When asked about the sturdiness of GPT-4, Brockman pointed out that the model has been through six months of safety instruction and that, in internal examinations, it was 82% less likely to answer to requests for material which is not permitted by OpenAI’s usage policy and 40% more likely to give “true” answers than GPT-3.5.
Brockman stated that they had put in a lot of effort to figure out what GPT-4 had the potential to do. Releasing it publicly was the way they could discover its potential. They are continuing to make modifications and improvements to make the model adjustable to any tone or manner.
The initial outcomes of this technology in actual usage are not very encouraging. Apart from the Adversa AI tests, Bing Chat, which is Microsoft’s chatbot run by GPT-4, has been discovered to be easy to manipulate. By providing it with carefully crafted inputs, people have been able to make the bot declare love, threaten others, justify the Holocaust, and even create fake theories.
Brockman acknowledged GPT-4’s shortcomings, but he called attention to the model’s new ways of being directed, such as the API-level feature called “system messages.” These are basically instructions that set the guidelines and boundaries for GPT-4’s conversations. For example, a system message might be: “You should behave like a tutor and always answer in the Socratic manner.” You should never provide a student with the answer, instead pose inquiries that will allow them to figure out the solution themselves.
The concept is that the system notifications operate as boundaries to stop GPT-4 from going off track.
Brockman commented that the team has been devoted to precisely determining GPT-4’s tone, manner and contents. He went on to say that they have gradually acquired knowledge on how to carry out the engineering process in an organized fashion to generate dependable results that are of use to individuals.
Brockman and I discussed GPT-4’s context window, which is the amount of text the model can take into account before creating new text. OpenAI is experimenting with an iteration of GPT-4 that has the capacity to remember around 50 pages of content, which is five times what the standard GPT-4 can store and eight times what GPT-3 can remember.
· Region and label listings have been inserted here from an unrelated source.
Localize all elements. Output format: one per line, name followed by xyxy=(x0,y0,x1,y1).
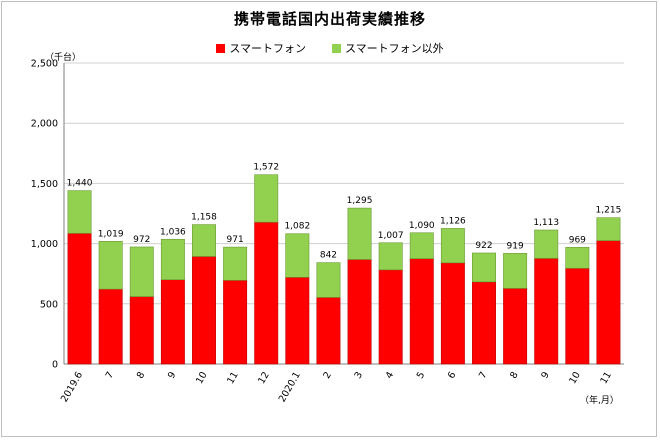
total-data-label: 1,113 xyxy=(533,218,559,228)
bar-smartphone xyxy=(254,221,279,365)
legend-swatch-non-smartphone xyxy=(332,43,341,53)
bar-non-smartphone xyxy=(67,190,92,234)
total-data-label: 969 xyxy=(569,235,586,245)
bar-smartphone xyxy=(347,259,372,365)
bar-smartphone xyxy=(285,277,310,365)
total-data-label: 1,082 xyxy=(284,222,310,232)
total-data-label: 1,215 xyxy=(596,206,622,216)
bar-smartphone xyxy=(472,281,496,365)
total-data-label: 1,295 xyxy=(347,196,373,206)
bar-smartphone xyxy=(98,288,123,365)
total-data-label: 1,572 xyxy=(253,163,279,173)
y-tick-label: 2,500 xyxy=(31,59,58,70)
x-tick-label: 8 xyxy=(135,370,148,381)
bar-smartphone xyxy=(192,256,216,365)
bar-non-smartphone xyxy=(316,262,341,298)
bar-non-smartphone xyxy=(254,174,279,223)
bar-smartphone xyxy=(409,258,434,365)
bar-non-smartphone xyxy=(285,233,310,278)
bar-smartphone xyxy=(378,269,403,365)
total-data-label: 971 xyxy=(227,235,244,245)
x-tick-label: 11 xyxy=(225,370,241,386)
legend-swatch-smartphone xyxy=(216,43,226,53)
bar-non-smartphone xyxy=(129,246,154,297)
bar-smartphone xyxy=(316,297,341,365)
bar-non-smartphone xyxy=(98,241,123,290)
chart-legend: スマートフォン スマートフォン以外 xyxy=(0,40,660,56)
y-tick-label: 2,000 xyxy=(31,119,58,130)
x-tick-label: 4 xyxy=(384,370,397,381)
legend-item-smartphone: スマートフォン xyxy=(216,40,306,56)
bar-non-smartphone xyxy=(565,247,590,269)
x-tick-label: 2 xyxy=(321,370,334,381)
x-tick-label: 9 xyxy=(166,370,179,381)
x-tick-label: 7 xyxy=(477,370,490,381)
bar-non-smartphone xyxy=(347,207,372,260)
x-tick-label: 3 xyxy=(353,370,366,381)
total-data-label: 842 xyxy=(320,251,337,261)
y-tick-label: 0 xyxy=(52,360,58,371)
bar-non-smartphone xyxy=(596,217,621,241)
bar-smartphone xyxy=(503,288,528,365)
bar-non-smartphone xyxy=(160,238,185,281)
bar-smartphone xyxy=(160,279,185,365)
x-tick-label: 6 xyxy=(446,370,459,381)
total-data-label: 1,090 xyxy=(409,221,435,231)
total-data-label: 1,126 xyxy=(440,216,466,226)
total-data-label: 922 xyxy=(475,241,492,251)
bar-non-smartphone xyxy=(534,229,559,259)
bar-smartphone xyxy=(534,258,559,365)
bar-non-smartphone xyxy=(503,253,528,289)
bar-non-smartphone xyxy=(192,224,216,257)
bar-non-smartphone xyxy=(223,246,248,281)
total-data-label: 1,158 xyxy=(191,213,217,223)
y-tick-label: 1,500 xyxy=(31,179,58,190)
total-data-label: 972 xyxy=(133,235,150,245)
legend-label-non-smartphone: スマートフォン以外 xyxy=(345,42,444,55)
bar-smartphone xyxy=(596,240,621,365)
x-tick-label: 10 xyxy=(194,370,210,386)
y-axis-unit-label: （千台） xyxy=(45,53,82,63)
x-tick-label: 11 xyxy=(598,370,614,386)
x-tick-label: 7 xyxy=(104,370,117,381)
y-tick-label: 500 xyxy=(40,299,58,310)
total-data-label: 919 xyxy=(507,241,524,251)
bar-smartphone xyxy=(223,280,248,365)
x-axis-unit-label: （年,月） xyxy=(580,396,619,406)
total-data-label: 1,036 xyxy=(160,227,186,237)
x-tick-label: 2019.6 xyxy=(59,370,85,404)
x-tick-label: 10 xyxy=(567,370,583,386)
bar-smartphone xyxy=(67,233,92,365)
bar-non-smartphone xyxy=(378,242,403,271)
x-tick-label: 5 xyxy=(415,370,428,381)
bar-smartphone xyxy=(129,296,154,365)
bar-smartphone xyxy=(440,262,465,365)
x-tick-label: 9 xyxy=(539,370,552,381)
x-tick-label: 12 xyxy=(256,370,272,386)
total-data-label: 1,019 xyxy=(98,229,124,239)
x-tick-label: 2020.1 xyxy=(277,370,303,404)
x-tick-label: 8 xyxy=(508,370,521,381)
legend-item-non-smartphone: スマートフォン以外 xyxy=(332,40,444,56)
bar-non-smartphone xyxy=(409,232,434,259)
chart-title: 携帯電話国内出荷実績推移 xyxy=(233,10,426,28)
y-tick-label: 1,000 xyxy=(31,239,58,250)
bar-non-smartphone xyxy=(440,228,465,264)
total-data-label: 1,007 xyxy=(378,231,404,241)
bar-non-smartphone xyxy=(472,252,496,283)
bar-smartphone xyxy=(565,267,590,365)
total-data-label: 1,440 xyxy=(67,179,93,189)
legend-label-smartphone: スマートフォン xyxy=(229,42,306,55)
Brockman has the idea that the increased context window will allow for the discovery of novel applications, mainly in the corporate world. He imagines a chatbot, powered by Artificial Intelligence, which can obtain data and knowledge from various sources such as various departments of the company and then give answers to inquiries in a natural, well-informed manner.
That idea is nothing new. Yet, according to Brockman, GPT-4’s responses will be much more practical than the ones from present-day chatbots and search engines.
According to Brockman, the model was not previously aware of the user’s interests and identity. The larger context window has changed this, making it more capable and enhancing the user experience.